Romania’s tax system increases poverty especially for rural households and for families with children, as direct cash transfers to poor households are not large enough to compensate them for the burden of indirect taxes, according to a recent World Bank study, according to Business-Review.eu.
The results of the study, called “The Distributional Impact of Taxes and Social Spending in Romania”, suggest that the combined effect of taxes and social spending in Romania help to reduce inequality, although less so than in other EU countries.
The government has recently reduced the rates for personal income and value added taxes with the objective of encouraging private investment and reducing the tax burden on citizens, and consequently, to contribute to the improvement of living standards.
The combined fiscal effect of these changes is estimated to lead to a 5.4 percent reduction in total revenue and a substantial increase in the primary deficit, holding all other economic variables constant.

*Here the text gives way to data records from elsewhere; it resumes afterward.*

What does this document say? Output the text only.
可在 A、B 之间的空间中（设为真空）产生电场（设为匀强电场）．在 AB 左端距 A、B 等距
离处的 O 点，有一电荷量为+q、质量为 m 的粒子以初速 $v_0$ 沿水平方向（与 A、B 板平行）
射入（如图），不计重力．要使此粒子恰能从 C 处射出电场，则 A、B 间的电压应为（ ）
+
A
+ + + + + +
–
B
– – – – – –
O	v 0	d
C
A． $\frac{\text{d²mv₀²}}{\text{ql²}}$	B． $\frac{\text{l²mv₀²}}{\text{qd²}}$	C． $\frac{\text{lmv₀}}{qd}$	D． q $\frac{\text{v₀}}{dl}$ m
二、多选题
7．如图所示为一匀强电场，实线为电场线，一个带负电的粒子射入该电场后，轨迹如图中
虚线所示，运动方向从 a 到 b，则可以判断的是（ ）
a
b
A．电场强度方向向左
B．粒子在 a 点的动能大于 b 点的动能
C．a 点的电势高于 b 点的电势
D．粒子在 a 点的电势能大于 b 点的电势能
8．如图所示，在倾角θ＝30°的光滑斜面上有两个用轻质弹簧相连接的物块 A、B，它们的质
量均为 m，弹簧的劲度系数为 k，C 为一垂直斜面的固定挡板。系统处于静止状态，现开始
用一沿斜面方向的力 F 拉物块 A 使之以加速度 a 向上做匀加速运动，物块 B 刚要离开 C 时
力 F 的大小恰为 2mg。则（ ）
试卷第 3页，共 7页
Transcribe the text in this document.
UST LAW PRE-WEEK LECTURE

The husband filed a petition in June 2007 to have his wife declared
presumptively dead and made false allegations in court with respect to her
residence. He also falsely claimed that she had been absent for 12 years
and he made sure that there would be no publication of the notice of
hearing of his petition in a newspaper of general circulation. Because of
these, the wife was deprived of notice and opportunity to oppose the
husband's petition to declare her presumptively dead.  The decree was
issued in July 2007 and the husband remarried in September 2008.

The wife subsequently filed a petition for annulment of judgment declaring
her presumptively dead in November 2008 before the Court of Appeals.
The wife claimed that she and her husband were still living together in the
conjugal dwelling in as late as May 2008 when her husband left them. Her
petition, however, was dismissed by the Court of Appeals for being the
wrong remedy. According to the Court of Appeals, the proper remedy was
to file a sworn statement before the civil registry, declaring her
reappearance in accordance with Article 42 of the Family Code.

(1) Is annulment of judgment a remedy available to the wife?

“On the distributional side, our simulations show that these changes have likely led to an increase in inequality, as most of the tax relief accrued to the top of the income distribution. Moreover, the reform was a very expensive way to achieve what is actually a very small decline in the poverty rate,” World Bank experts indicate.
“In fact, our simulations show that higher and better targeted social assistance spending could have achieved much better distributional results at a much lower fiscal cost,” they added.
Experts warn that these results are problematic, not only because Romania engaged in procyclical policies that could put is sustainability at risk, but also because much of this fiscal effort was not used to efficiently reduce poverty.